After returning from the semester break, the Daily Evergreen published a front-page editorial titled “NO PR, NO BS, NO RETREAT,” officially renaming the newspaper’s tagline to that phrase.
The editorial board says they are pushing back against the proposed cuts to them and university wide – which included eliminating the entire Performing Arts program and mandating a 2.5 percent spending reduction across all university units. They say the Evergreen is an important and editorially independent voice of real journalism that is necessary to hold the WSU administration accountable as it hires more PR and marketing staff to produce “WSU News” to highlight positive stories about the university’s research.
NWPB “All Things Considered Host” Thom Kokegne sat down with Evergreen editor-in-chief Madison Jackson to talk about the proposed cuts, and how they’ll keep doing their work.

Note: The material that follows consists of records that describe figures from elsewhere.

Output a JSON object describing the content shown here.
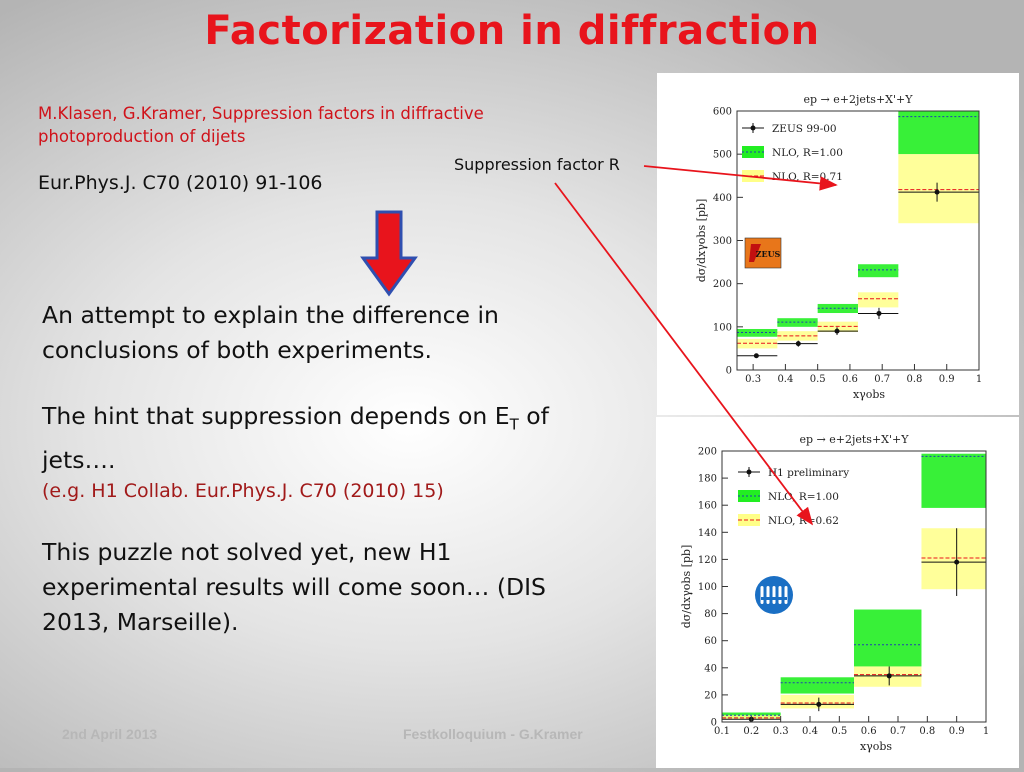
{
  "slide": {
    "title": "Factorization in diffraction",
    "reference": "M.Klasen, G.Kramer, Suppression factors in diffractive photoproduction of dijets",
    "journal": "Eur.Phys.J. C70 (2010) 91-106",
    "suppression_label": "Suppression factor R",
    "paragraph1": "An attempt to explain the difference in conclusions of both experiments.",
    "paragraph2_prefix": "The hint that suppression depends on E",
    "paragraph2_sub": "T",
    "paragraph2_suffix": " of jets….",
    "paragraph2_cite": "(e.g. H1 Collab. Eur.Phys.J. C70 (2010) 15)",
    "paragraph3": "This puzzle not solved yet, new H1 experimental results will come soon… (DIS 2013, Marseille).",
    "footer_date": "2nd April 2013",
    "footer_center": "Festkolloquium - G.Kramer",
    "colors": {
      "title": "#e8141c",
      "arrow_fill": "#e8141c",
      "arrow_stroke": "#2244aa",
      "nlo_green": "#22ee22",
      "nlo_yellow": "#ffff88"
    }
  },
  "chart_data": [
    {
      "type": "bar",
      "title": "ep → e+2jets+X'+Y",
      "xlabel": "xγobs",
      "ylabel": "dσ/dxγobs [pb]",
      "xlim": [
        0.25,
        1.0
      ],
      "ylim": [
        0,
        600
      ],
      "xticks": [
        "0.3",
        "0.4",
        "0.5",
        "0.6",
        "0.7",
        "0.8",
        "0.9",
        "1"
      ],
      "yticks": [
        "0",
        "100",
        "200",
        "300",
        "400",
        "500",
        "600"
      ],
      "legend": [
        "ZEUS 99-00",
        "NLO, R=1.00",
        "NLO, R=0.71"
      ],
      "logo": "ZEUS",
      "bins": [
        [
          0.25,
          0.375
        ],
        [
          0.375,
          0.5
        ],
        [
          0.5,
          0.625
        ],
        [
          0.625,
          0.75
        ],
        [
          0.75,
          1.0
        ]
      ],
      "series": [
        {
          "name": "NLO, R=1.00",
          "values": [
            87,
            111,
            143,
            232,
            587
          ],
          "band": [
            [
              77,
              95
            ],
            [
              100,
              120
            ],
            [
              132,
              153
            ],
            [
              215,
              245
            ],
            [
              500,
              600
            ]
          ]
        },
        {
          "name": "NLO, R=0.71",
          "values": [
            62,
            79,
            101,
            165,
            418
          ],
          "band": [
            [
              50,
              72
            ],
            [
              68,
              90
            ],
            [
              88,
              112
            ],
            [
              145,
              180
            ],
            [
              340,
              500
            ]
          ]
        },
        {
          "name": "ZEUS 99-00",
          "x": [
            0.31,
            0.44,
            0.56,
            0.69,
            0.87
          ],
          "values": [
            33,
            61,
            90,
            131,
            412
          ],
          "errors": [
            4,
            7,
            9,
            13,
            22
          ]
        }
      ]
    },
    {
      "type": "bar",
      "title": "ep → e+2jets+X'+Y",
      "xlabel": "xγobs",
      "ylabel": "dσ/dxγobs [pb]",
      "xlim": [
        0.1,
        1.0
      ],
      "ylim": [
        0,
        200
      ],
      "xticks": [
        "0.1",
        "0.2",
        "0.3",
        "0.4",
        "0.5",
        "0.6",
        "0.7",
        "0.8",
        "0.9",
        "1"
      ],
      "yticks": [
        "0",
        "20",
        "40",
        "60",
        "80",
        "100",
        "120",
        "140",
        "160",
        "180",
        "200"
      ],
      "legend": [
        "H1 preliminary",
        "NLO, R=1.00",
        "NLO, R=0.62"
      ],
      "bins": [
        [
          0.1,
          0.3
        ],
        [
          0.3,
          0.55
        ],
        [
          0.55,
          0.78
        ],
        [
          0.78,
          1.0
        ]
      ],
      "series": [
        {
          "name": "NLO, R=1.00",
          "values": [
            5,
            29,
            57,
            196
          ],
          "band": [
            [
              3,
              7
            ],
            [
              21,
              33
            ],
            [
              41,
              83
            ],
            [
              158,
              198
            ]
          ]
        },
        {
          "name": "NLO, R=0.62",
          "values": [
            3,
            14,
            35,
            121
          ],
          "band": [
            [
              2,
              5
            ],
            [
              10,
              20
            ],
            [
              26,
              41
            ],
            [
              98,
              143
            ]
          ]
        },
        {
          "name": "H1 preliminary",
          "x": [
            0.2,
            0.43,
            0.67,
            0.9
          ],
          "values": [
            2,
            13,
            34,
            118
          ],
          "errors": [
            1,
            5,
            7,
            25
          ]
        }
      ]
    }
  ]
}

Following is an edited version of their conversation.
(NOTE: Northwest Public Broadcasting faces the same budget-tightening reality, as it’s a service of WSU’s Edward R. Murrow College of Communication, though editorially independent of the university.)
On proposed cuts and how it may affect their work as student journalists:
There are multiple different options the student media board has to discuss. Many of them are cutting print, that can be one day, two days, three days, and also cutting print over the summer.
On what the Evergreen was trying to achieve with its editorial and new tagline “NO PR, NO BS, NO RETREAT”:
We are wanting the public to take us more seriously. Something that has happened in the past is they see us as just students, as people who can make mistakes because we’re just learning. We function at a professional level. We’re not here to fool you, we’re not here to trick you. We won’t back down from what we believe in, and we won’t back down from telling you the truth.
On what kind of work they do to prove the point that they’re a professional group of journalists:

Daily Evergreen editor Madison Jackson says their work is important to cover the WSU administration, and that working on a daily deadline to put out a print product is an important learning experience for their future careers as journalists.
We have increased our amount of public records requests and heavily hitting our enterprise reporting. That would be things using those public records, looking deep into the (WSU) administration, trying to talk to people and diverse communities and deeper into the university and campus.
On why people and the average taxpayer should care about what they do and how their money goes to support a student newspaper at a public university:
We’re here to prepare the next generation of journalists, and we can’t do that if we’re not providing them the best experience possible.
If I were to encourage the community to do anything that would be to look at how hard the student journalists are working. And if you take that away, you won’t have a free and independent news source anymore. You’ll have WSU News, WSU Insider, WSU Magazine (from the university’s PR/marketing division). We are the only news source that is solely independent of anyone.
On the weight of overseeing independent news source as a watchdog on the university:
I get to sign time cards. I am literally their boss. This is resting on my shoulders. The entire legacy of 125 years is on my shoulders. And that’s a scary thing. And it’s scary for the future of journalism. And it’s scary for the future of WSU.